Welcome to collection of 1820 settler petition letters

Funded by the Polish National Science Centre (NCN), 2011-2014 (project grant No. 3806/B/H03/2011/40)

The collection provided empirical background for the monograph:

Matylda Włodarczyk. 2016. Genre and literacies: Historical (socio)pragmatics of the 1820 settler petition. Poznań: Wydawnictwo Naukowe UAM.

The resource is available for free, if you want to use it for academic purposes. Please contact Matylda Włodarczyk wmatylda@wa.amu.edu.pl for login and password.

The data are presented in the form of linguistic transcriptions of the Cape of Good Hope applications from 1819 written in Britain (preserved in TNA) and of the 1820 settler letters to the Colonial Office written in South Africa for the years 1820-25 (Western Cape Archives and Records Service, Cape Town; Włodarczyk 2016 provides further information on the records and the involved procedures). In particular, the linguists interested in historical letter writing and the Late Modern period will find the resource useful as it illustrates the contemporary literacies of both standard and nonstandard nature. Moreover, the 1820 settlers are considered by many linguists to have exerted the so-called “founder effect” on White South African English. The collection also provides a handy tool of research into social and cultural issues in the early nineteenth-century Britain and the Cape Colony. Covering institutional correspondence, the correspondence illustrates the functioning of the political solutions to pauperism in Britain and is related in terms of the context to the so-called “letters of the poor” written in connection to the Poor Laws, in particular in the eighteenth and nineteenth centuries.

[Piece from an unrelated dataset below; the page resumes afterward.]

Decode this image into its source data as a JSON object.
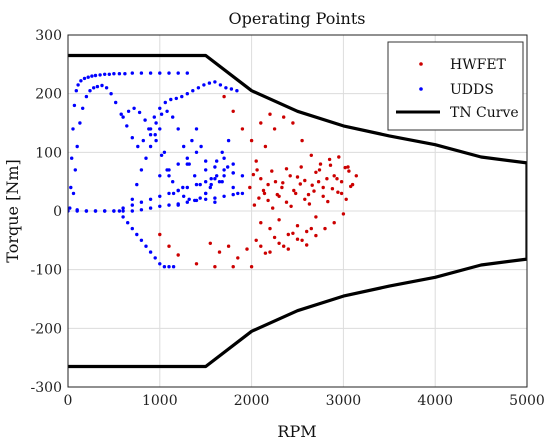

Studies into institutional correspondence are complicated by a range of issues related to authorship. The 1819 letters are all autographs. The 1820-25 set has been divided according to the autograph vs. scribal distinction. All letters are in plain and rich text format, the latter including the following transcription conventions.

Information on the authors and scribes (dates and places of birth and occupations) may be consulted here.

The collection has been equipped in a search engine enabling all text searches as well as based on the archival references. Search options involve the autograph as opposed to scribal categories, rich vs. plain text and the place of writing.